Giuseppe Passalacqua, or Joseph Passalacqua, was an Italian entrepreneur who specialised in trading and collecting ancient Egyptian artefacts. He was an amateur archaeologist who originally went to Egypt as a horse-dealer, but ended his days as conservator of the Egyptian Collections at the Berlin Museum. His excavations from 1822 to 1825 at Deir el-Bahri, on the west bank of Thebes, revealed the tombs of priests and priestesses of Amun. Further excavations in 1826 took him to the pyramids of Saqqara, where he discovered a number of important medical papyri. He had amassed a large and very important collection of antiquities, of which 1600 pieces were exhibited for sale at Galerie Vivienne in Paris, and this catalogue was produced to assist the sale. The importance of the collection is attested to by the distinguished scholars who produced the notes and scientific dissertations on the objects themselves. The collection was offered for sale to the French government, but was rejected, it was then bought by Frederick William IV, ruler of Prussia, for the Berlin Museum. Simultaneously Passalacqua was hired with an annual salary of 1000 Thaler (silver coins) and a personal allowance of 600 Thaler as the first director of the Egyptian collection, later part of the Royal Museum of Art and now the Egyptian Museum Berlin. He remained the conservator of the Egyptian collection till his death in 1865, when Karl Richard Lepsius, Passalacqua’s assistant at the Museum, succeeded him as conservator.

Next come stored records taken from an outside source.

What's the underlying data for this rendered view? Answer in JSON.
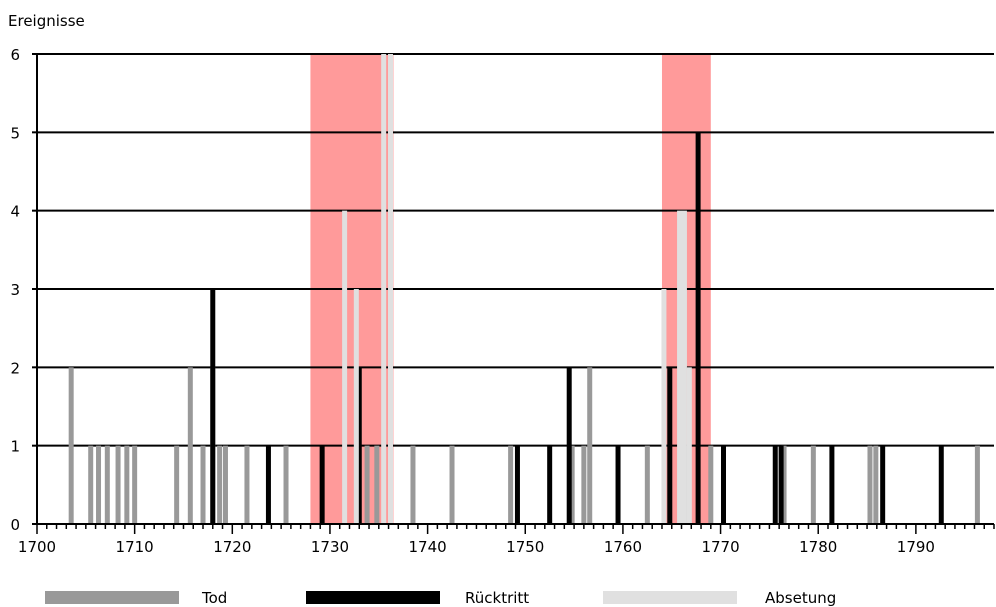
{
  "chart_data": {
    "type": "bar",
    "ylabel": "Ereignisse",
    "xlabel": "",
    "xlim": [
      1700,
      1798
    ],
    "ylim": [
      0,
      6
    ],
    "yticks": [
      0,
      1,
      2,
      3,
      4,
      5,
      6
    ],
    "xticks": [
      1700,
      1710,
      1720,
      1730,
      1740,
      1750,
      1760,
      1770,
      1780,
      1790
    ],
    "grid": true,
    "legend_position": "bottom",
    "highlight_periods": [
      {
        "from": 1728,
        "to": 1736.5,
        "color": "#ff9a9a"
      },
      {
        "from": 1764,
        "to": 1769,
        "color": "#ff9a9a"
      }
    ],
    "series": [
      {
        "name": "Tod",
        "color": "#999999",
        "points": [
          {
            "x": 1703.5,
            "y": 2
          },
          {
            "x": 1705.5,
            "y": 1
          },
          {
            "x": 1706.3,
            "y": 1
          },
          {
            "x": 1707.2,
            "y": 1
          },
          {
            "x": 1708.3,
            "y": 1
          },
          {
            "x": 1709.2,
            "y": 1
          },
          {
            "x": 1710,
            "y": 1
          },
          {
            "x": 1714.3,
            "y": 1
          },
          {
            "x": 1715.7,
            "y": 2
          },
          {
            "x": 1717,
            "y": 1
          },
          {
            "x": 1718,
            "y": 2
          },
          {
            "x": 1718.7,
            "y": 1
          },
          {
            "x": 1719.3,
            "y": 1
          },
          {
            "x": 1721.5,
            "y": 1
          },
          {
            "x": 1725.5,
            "y": 1
          },
          {
            "x": 1733.8,
            "y": 1
          },
          {
            "x": 1734.8,
            "y": 1
          },
          {
            "x": 1738.5,
            "y": 1
          },
          {
            "x": 1742.5,
            "y": 1
          },
          {
            "x": 1748.5,
            "y": 1
          },
          {
            "x": 1754.8,
            "y": 1
          },
          {
            "x": 1756,
            "y": 1
          },
          {
            "x": 1756.6,
            "y": 2
          },
          {
            "x": 1762.5,
            "y": 1
          },
          {
            "x": 1766.5,
            "y": 1
          },
          {
            "x": 1769,
            "y": 1
          },
          {
            "x": 1776.5,
            "y": 1
          },
          {
            "x": 1779.5,
            "y": 1
          },
          {
            "x": 1785.3,
            "y": 1
          },
          {
            "x": 1785.9,
            "y": 1
          },
          {
            "x": 1796.3,
            "y": 1
          }
        ]
      },
      {
        "name": "Rücktritt",
        "color": "#000000",
        "points": [
          {
            "x": 1718,
            "y": 3
          },
          {
            "x": 1723.7,
            "y": 1
          },
          {
            "x": 1729.2,
            "y": 1
          },
          {
            "x": 1733,
            "y": 2
          },
          {
            "x": 1749.2,
            "y": 1
          },
          {
            "x": 1752.5,
            "y": 1
          },
          {
            "x": 1754.5,
            "y": 2
          },
          {
            "x": 1759.5,
            "y": 1
          },
          {
            "x": 1764.8,
            "y": 2
          },
          {
            "x": 1767.7,
            "y": 5
          },
          {
            "x": 1770.3,
            "y": 1
          },
          {
            "x": 1775.6,
            "y": 1
          },
          {
            "x": 1776.2,
            "y": 1
          },
          {
            "x": 1781.4,
            "y": 1
          },
          {
            "x": 1786.6,
            "y": 1
          },
          {
            "x": 1792.6,
            "y": 1
          }
        ]
      },
      {
        "name": "Absetung",
        "color": "#e0e0e0",
        "points": [
          {
            "x": 1731.5,
            "y": 4
          },
          {
            "x": 1732.7,
            "y": 3
          },
          {
            "x": 1735.5,
            "y": 6
          },
          {
            "x": 1736.2,
            "y": 6
          },
          {
            "x": 1764.2,
            "y": 3
          },
          {
            "x": 1765.8,
            "y": 4
          },
          {
            "x": 1766.3,
            "y": 4
          },
          {
            "x": 1766.8,
            "y": 2
          }
        ]
      }
    ]
  }
}
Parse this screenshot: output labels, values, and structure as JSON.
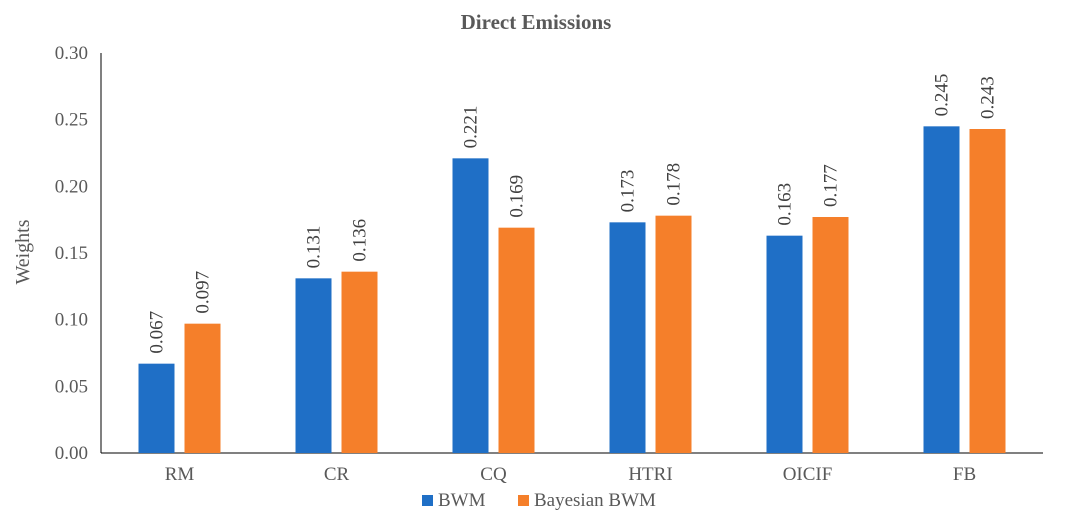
{
  "chart_data": {
    "type": "bar",
    "title": "Direct Emissions",
    "xlabel": "",
    "ylabel": "Weights",
    "ylim": [
      0,
      0.3
    ],
    "yticks": [
      "0.00",
      "0.05",
      "0.10",
      "0.15",
      "0.20",
      "0.25",
      "0.30"
    ],
    "categories": [
      "RM",
      "CR",
      "CQ",
      "HTRI",
      "OICIF",
      "FB"
    ],
    "series": [
      {
        "name": "BWM",
        "color": "#1f6fc6",
        "values": [
          0.067,
          0.131,
          0.221,
          0.173,
          0.163,
          0.245
        ],
        "labels": [
          "0.067",
          "0.131",
          "0.221",
          "0.173",
          "0.163",
          "0.245"
        ]
      },
      {
        "name": "Bayesian BWM",
        "color": "#f57f2a",
        "values": [
          0.097,
          0.136,
          0.169,
          0.178,
          0.177,
          0.243
        ],
        "labels": [
          "0.097",
          "0.136",
          "0.169",
          "0.178",
          "0.177",
          "0.243"
        ]
      }
    ],
    "grid": false,
    "legend": "bottom"
  }
}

The contents of this work are:
-Le Catalogue… by MM. L.J.J. Dubois & J. Passalacqua. Devised after a systematic classification of monuments according to their original destination, cult objects, civil life and customs, funerary etc.
-Des Notes et observations faites sur les liux et durant les fouilles… by Passalacqua. Notes & observations made on location, during excavations of ruins and tombs, on site of antiquities, and the diverse manners of the ancient Egyptians etc.
-Des Notices et Dissertations Scientifiques sur plusieurs branches de la collection… by M. A. Brongniart, C. Kunth, Geoffry-Saint-Hilaire, Jomard, Merimee, Letronne, Reinaud, De Verneuil, Delattre, et Champollion-Figeac. A record and scientific dissertations on several branches of the collection by various authors.
Provenance: Pierre-Jacques Porlier-Pagnon dit Saint-Aulaire, actor, 1793-1864.
Bibliographic references: Hilmy II, 95; Blackmer 1264; Carre II, 160.